2. 2007 Kansas Jayhawks
Coach: Mark Mangino
Quarterback: Todd Reesing
Notable NFL Players: Aqib Talib, Darrell Stuckey
Record: 12–1 (7–1 Big 12)
Bowl Result: Won Orange Bowl (24–21, over Virginia Tech)
Kansas is looking to win its 15th consecutive Big 12 title in basketball, but in football the Jayhawks entered 2018 having won just 15 games this decade. It’s been a trainwreck, but the 2007 squad trucked through opponents on its way to a record-breaking season. Highlighted by 5'11" QB Todd Reesing, the Jayhawks won their first 11 games of the season and were ranked as high as second in the AP poll. Then, they ran into Chase Daniel and third-ranked Missouri in a Big 12 Game of the Century, falling by eight. Kansas still earned a berth in the Orange Bowl, where Reesing & Co. edged Virginia Tech by a field goal for only the fifth bowl win in program history. Reesing and 1,000-yard rusher Brandon McAnderson fueled a prolific offense that scored 42.8 points per game.
1. 1987 Syracuse Orangemen
Coach: Dick MacPherson
Quarterback: Don McPherson
Notable NFL Players: Daryl Johnston, Terry Wooden, Rob Moore
Record: 11-0-1 (Independent)
Bowl Result: Tied Sugar Bowl (16–16, with Auburn)

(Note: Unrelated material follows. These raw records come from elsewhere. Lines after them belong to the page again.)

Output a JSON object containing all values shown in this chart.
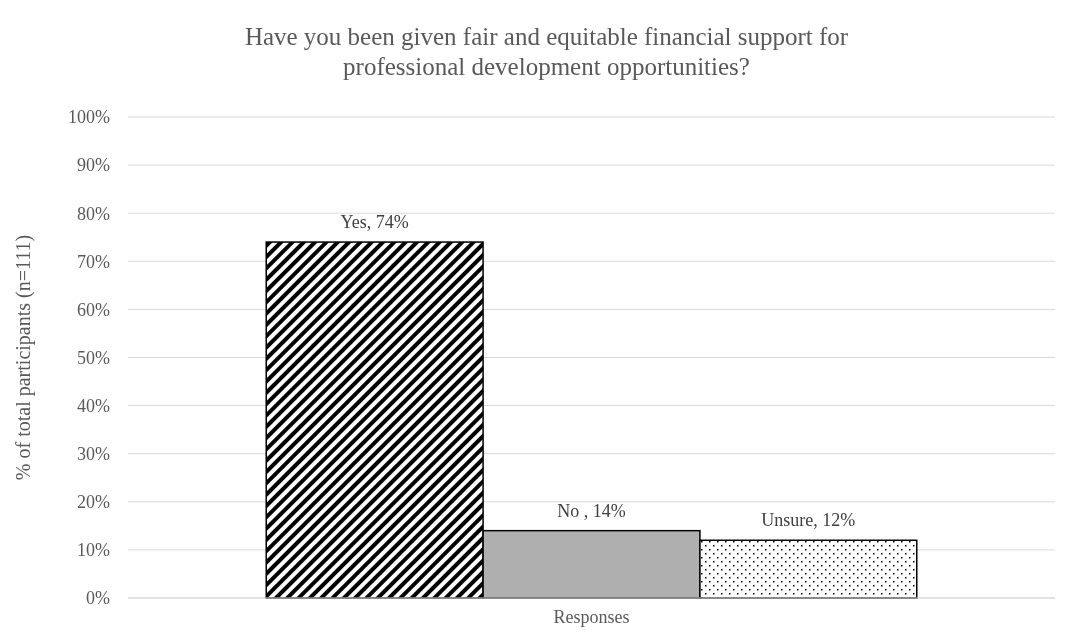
{
  "chart_data": {
    "type": "bar",
    "title": "Have you been given fair and equitable financial support for professional development opportunities?",
    "ylabel": "% of total participants (n=111)",
    "categories": [
      "Responses"
    ],
    "series": [
      {
        "color": "#000000",
        "values": [
          74
        ],
        "value_labels": [
          "Yes, 74%"
        ]
      },
      {
        "color": "#afafaf",
        "values": [
          14
        ],
        "value_labels": [
          "No , 14%"
        ]
      },
      {
        "color": "#000000",
        "values": [
          12
        ],
        "value_labels": [
          "Unsure, 12%"
        ]
      }
    ],
    "ylim": [
      0,
      100
    ],
    "yticks": [
      {
        "value": 0,
        "label": "0%"
      },
      {
        "value": 10,
        "label": "10%"
      },
      {
        "value": 20,
        "label": "20%"
      },
      {
        "value": 30,
        "label": "30%"
      },
      {
        "value": 40,
        "label": "40%"
      },
      {
        "value": 50,
        "label": "50%"
      },
      {
        "value": 60,
        "label": "60%"
      },
      {
        "value": 70,
        "label": "70%"
      },
      {
        "value": 80,
        "label": "80%"
      },
      {
        "value": 90,
        "label": "90%"
      },
      {
        "value": 100,
        "label": "100%"
      }
    ],
    "grid": "y"
  }
}
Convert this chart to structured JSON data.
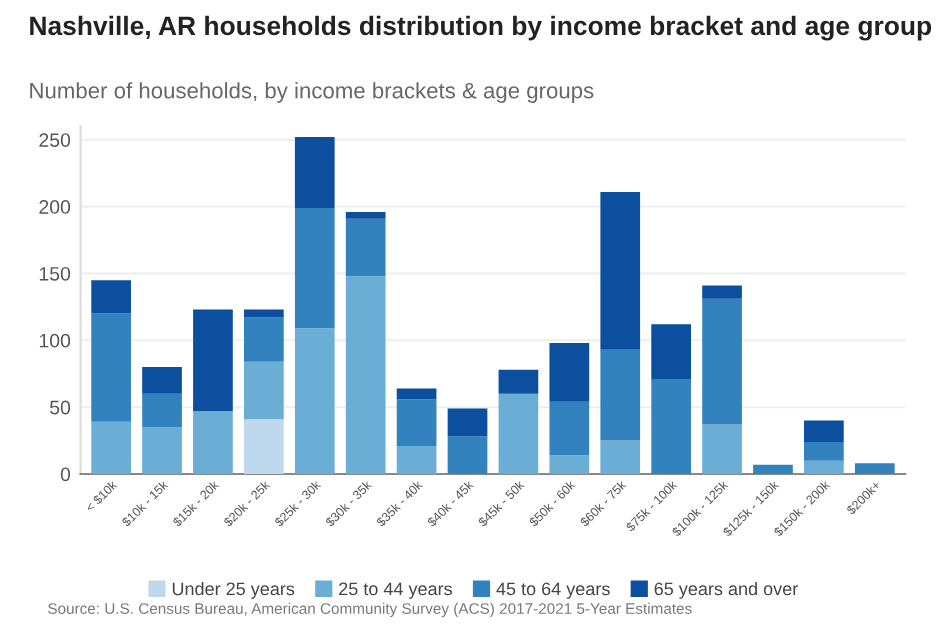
{
  "chart_data": {
    "type": "bar",
    "stacked": true,
    "title": "Nashville, AR households distribution by income bracket and age group",
    "subtitle": "Number of households, by income brackets & age groups",
    "categories": [
      "< $10k",
      "$10k - 15k",
      "$15k - 20k",
      "$20k - 25k",
      "$25k - 30k",
      "$30k - 35k",
      "$35k - 40k",
      "$40k - 45k",
      "$45k - 50k",
      "$50k - 60k",
      "$60k - 75k",
      "$75k - 100k",
      "$100k - 125k",
      "$125k - 150k",
      "$150k - 200k",
      "$200k+"
    ],
    "series": [
      {
        "name": "Under 25 years",
        "color": "#c0d8ec",
        "values": [
          0,
          0,
          0,
          41,
          0,
          0,
          0,
          0,
          0,
          0,
          0,
          0,
          0,
          0,
          0,
          0
        ]
      },
      {
        "name": "25 to 44 years",
        "color": "#6aaed6",
        "values": [
          39,
          35,
          47,
          43,
          109,
          148,
          21,
          0,
          60,
          14,
          25,
          0,
          37,
          0,
          10,
          0
        ]
      },
      {
        "name": "45 to 64 years",
        "color": "#3182bd",
        "values": [
          81,
          25,
          0,
          33,
          90,
          43,
          35,
          28,
          0,
          40,
          68,
          71,
          94,
          7,
          14,
          8
        ]
      },
      {
        "name": "65 years and over",
        "color": "#0b4f9e",
        "values": [
          25,
          20,
          76,
          6,
          53,
          5,
          8,
          21,
          18,
          44,
          118,
          41,
          10,
          0,
          16,
          0
        ]
      }
    ],
    "ylim": [
      0,
      260
    ],
    "yticks": [
      0,
      50,
      100,
      150,
      200,
      250
    ],
    "grid": "y",
    "legend": "bottom",
    "annotations": [
      "Source: U.S. Census Bureau, American Community Survey (ACS) 2017-2021 5-Year Estimates"
    ]
  }
}
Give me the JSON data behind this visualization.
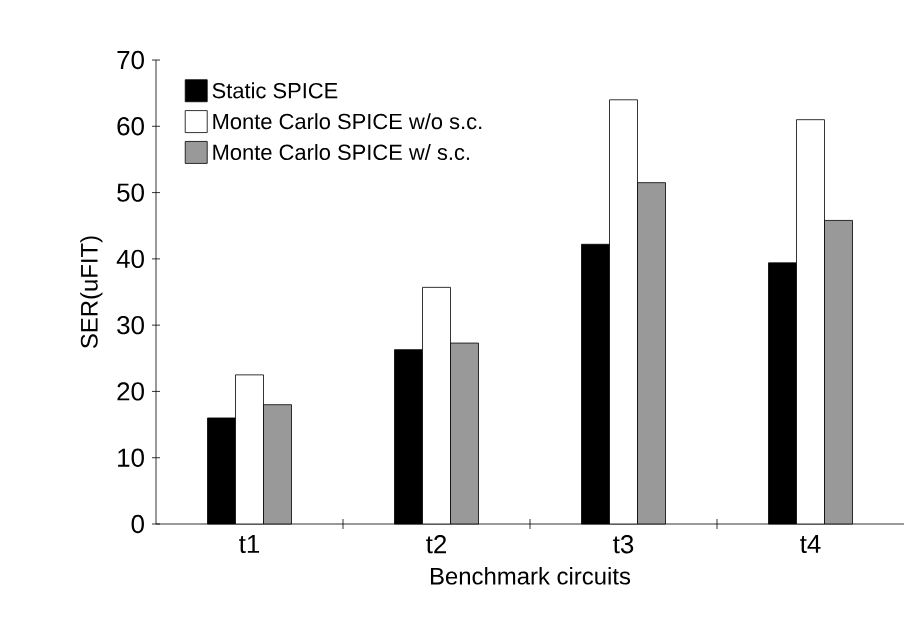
{
  "chart_data": {
    "type": "bar",
    "xlabel": "Benchmark circuits",
    "ylabel": "SER(uFIT)",
    "categories": [
      "t1",
      "t2",
      "t3",
      "t4"
    ],
    "series": [
      {
        "name": "Static SPICE",
        "color": "#000000",
        "values": [
          16,
          26.3,
          42.2,
          39.4
        ]
      },
      {
        "name": "Monte Carlo SPICE w/o s.c.",
        "color": "#ffffff",
        "values": [
          22.5,
          35.7,
          64,
          61
        ]
      },
      {
        "name": "Monte Carlo SPICE w/ s.c.",
        "color": "#999999",
        "values": [
          18,
          27.3,
          51.5,
          45.8
        ]
      }
    ],
    "ylim": [
      0,
      70
    ],
    "yticks": [
      0,
      10,
      20,
      30,
      40,
      50,
      60,
      70
    ],
    "grid": false,
    "legend": "top left"
  }
}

Under Jim Boeheim, few basketball programs have been as consistent as Syracuse. On the football side, Syracuse is currently enjoying its highest AP ranking since 1998, when Donovan McNabb ruled the Carrier Dome. But no team was better than the unbeaten unit of 1987. It was the year of the two Mac/McPhersons in Syracuse: Coach Dick MacPherson and QB Don McPherson, the 1987 Maxwell Award winner. Much like ’07 Kansas, the Orange opened the season on an 11-game win streak. Unfortunately, the season ended with a tie in the Sugar Bowl. MacPherson was so irate that Auburn had settled for a tie (kicking a late game-tying field goal instead of shooting for the end zone), he reportedly left the field with the trophy and kept it with him during his presser. This 1987 team set off a decade-plus run of football relevance in upstate New York that may only just now be returning.